La France n’est pas complice du génocide au Rwanda, déclare la commission Macron | Rwanda

La France porte le fardeau de «lourdes et accablantes responsabilités» dans le génocide rwandais mais n’a pas été complice du massacre, selon les conclusions d’une commission officielle mise en place par Emmanuel Macron.

Pas moins de 800 000 personnes, principalement de la population ethnique minoritaire tutsie du Rwanda, ont été massacrées lors d’une vague de meurtres en 1994. Le rapport publié vendredi a confirmé les accusations longues et persistantes selon lesquelles la France n’avait pas fait assez pour arrêter les massacres, mais a déclaré qu’il n’y avait pas preuve de complicité dans les massacres.

«La crise rwandaise s’est terminée par un désastre pour le Rwanda et une défaite pour la France», indique le rapport. «Mais la France est-elle complice du génocide des Tutsis? Si cela signifie une volonté de s’associer à l’entreprise génocidaire, rien dans les archives consultées ne le prouve.

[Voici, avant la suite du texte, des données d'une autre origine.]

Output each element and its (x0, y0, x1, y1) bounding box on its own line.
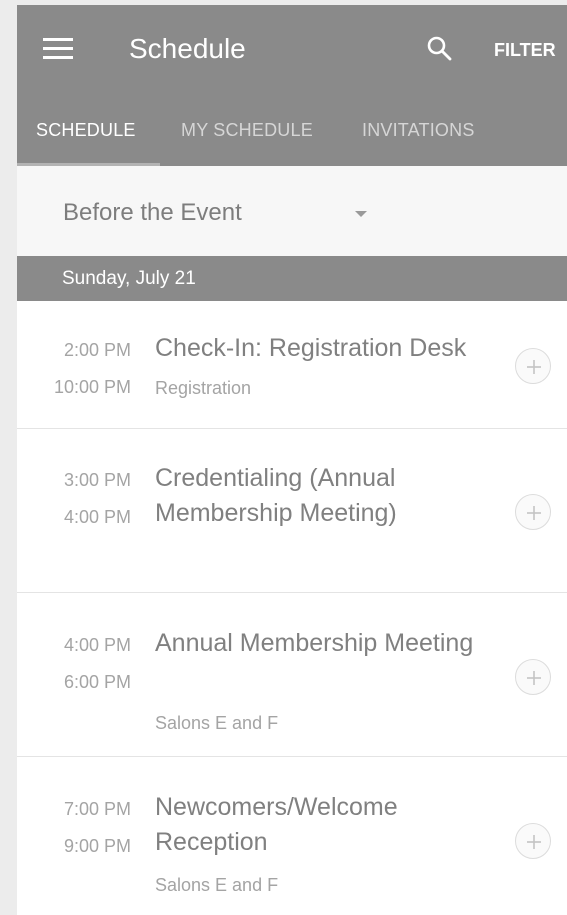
plus-icon (527, 671, 541, 685)
phase-dropdown-label: Before the Event (63, 199, 242, 226)
session-location: Salons E and F (155, 713, 279, 733)
app-frame: Schedule FILTER SCHEDULE MY SCHEDULE INV… (17, 5, 567, 915)
plus-icon (527, 506, 541, 520)
session-end-time: 6:00 PM (63, 672, 131, 692)
day-header: Sunday, July 21 (17, 256, 567, 301)
session-row[interactable]: 3:00 PM 4:00 PM Credentialing (Annual Me… (17, 429, 567, 593)
session-start-time: 7:00 PM (63, 799, 131, 819)
phase-dropdown[interactable]: Before the Event (63, 193, 367, 233)
phase-selector-bar: Before the Event (17, 166, 567, 256)
tab-invitations[interactable]: INVITATIONS (362, 109, 475, 166)
session-title: Newcomers/Welcome Reception (155, 793, 398, 856)
add-to-schedule-button[interactable] (515, 494, 551, 530)
session-row[interactable]: 7:00 PM 9:00 PM Newcomers/Welcome Recept… (17, 757, 567, 915)
menu-icon[interactable] (43, 38, 73, 60)
page-title: Schedule (129, 33, 246, 64)
session-location: Registration (155, 378, 252, 398)
filter-button[interactable]: FILTER (494, 38, 556, 62)
add-to-schedule-button[interactable] (515, 659, 551, 695)
session-start-time: 2:00 PM (63, 340, 131, 360)
session-end-time: 10:00 PM (53, 377, 131, 397)
session-title: Credentialing (Annual Membership Meeting… (155, 464, 397, 527)
day-header-label: Sunday, July 21 (62, 268, 196, 289)
session-start-time: 3:00 PM (63, 470, 131, 490)
session-row[interactable]: 4:00 PM 6:00 PM Annual Membership Meetin… (17, 593, 567, 757)
tab-schedule[interactable]: SCHEDULE (36, 109, 136, 166)
session-row[interactable]: 2:00 PM 10:00 PM Check-In: Registration … (17, 301, 567, 429)
session-location: Salons E and F (155, 875, 279, 895)
app-bar: Schedule FILTER SCHEDULE MY SCHEDULE INV… (17, 5, 567, 166)
session-end-time: 4:00 PM (63, 507, 131, 527)
plus-icon (527, 835, 541, 849)
add-to-schedule-button[interactable] (515, 823, 551, 859)
tab-my-schedule[interactable]: MY SCHEDULE (181, 109, 313, 166)
add-to-schedule-button[interactable] (515, 348, 551, 384)
tab-bar: SCHEDULE MY SCHEDULE INVITATIONS (17, 109, 567, 166)
plus-icon (527, 360, 541, 374)
session-title: Annual Membership Meeting (155, 629, 474, 657)
search-icon[interactable] (426, 35, 452, 61)
session-end-time: 9:00 PM (63, 836, 131, 856)
session-start-time: 4:00 PM (63, 635, 131, 655)
caret-down-icon (355, 211, 367, 217)
session-title: Check-In: Registration Desk (155, 334, 467, 362)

La commission a conclu: «Néanmoins, la France a longtemps été impliquée dans un régime qui encourageait les massacres racistes. Il est resté aveugle à la préparation d’un génocide par les éléments les plus radicaux de ce régime.

Le rapport de 1200 pages a été présenté vendredi au président français par l’historien Vincent Duclert, chef de la commission de 15 personnes dont les chercheurs ont travaillé sur le sujet pendant deux ans et ont eu accès à des documents sensibles du renseignement diplomatique et militaire.

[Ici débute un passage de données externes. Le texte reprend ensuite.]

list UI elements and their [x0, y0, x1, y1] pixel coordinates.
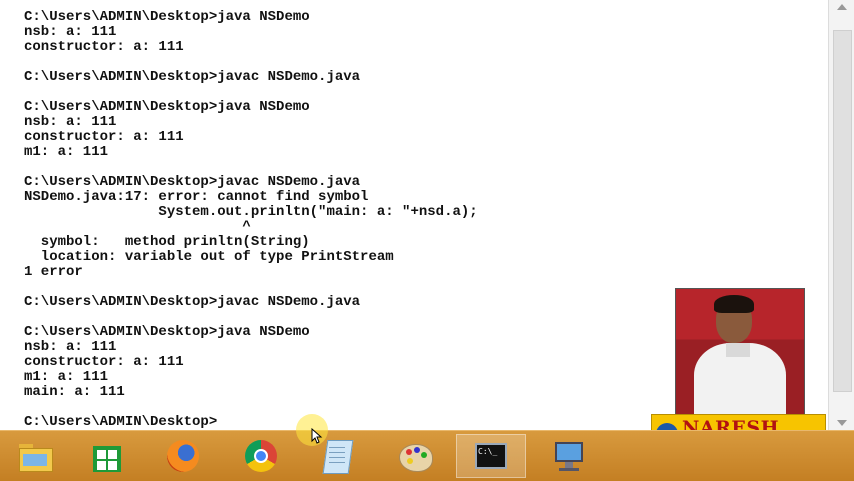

Le gouvernement rwandais a salué la publication du rapport comme «une étape importante vers une compréhension commune du rôle de la France dans le génocide» et a déclaré qu’il publierait sa propre étude dans les semaines à venir.

Les accusations selon lesquelles la France, alors dirigée par le président socialiste François Mitterrand, pourrait avoir joué un rôle dans le génocide, ont entravé les relations franco-rwandaises pendant la plus grande partie des trois dernières décennies.

Les massacres ont été déclenchés lorsqu’un avion transportant Juvénal Habyarimana, le chef du gouvernement rwandais dirigé par les Hutu, et le président burundais, Cyprien Ntaryamira, a été abattu le 6 avril 1994.

Les tueries ont commencé le lendemain et se sont poursuivies jusqu’au 15 juillet. Pendant plus de 100 jours, des milices armées ont massacré des membres du groupe ethnique tutsi et des Hutus modérés dans une vague de brutalité qui a choqué la communauté internationale, même si aucun pays extérieur n’est intervenu pour arrêter les massacres.

Beaucoup de petits villages ont été tués par leurs propres voisins à l’aide de machettes et de fusils. Entre 250 000 et 500 000 femmes auraient été violées.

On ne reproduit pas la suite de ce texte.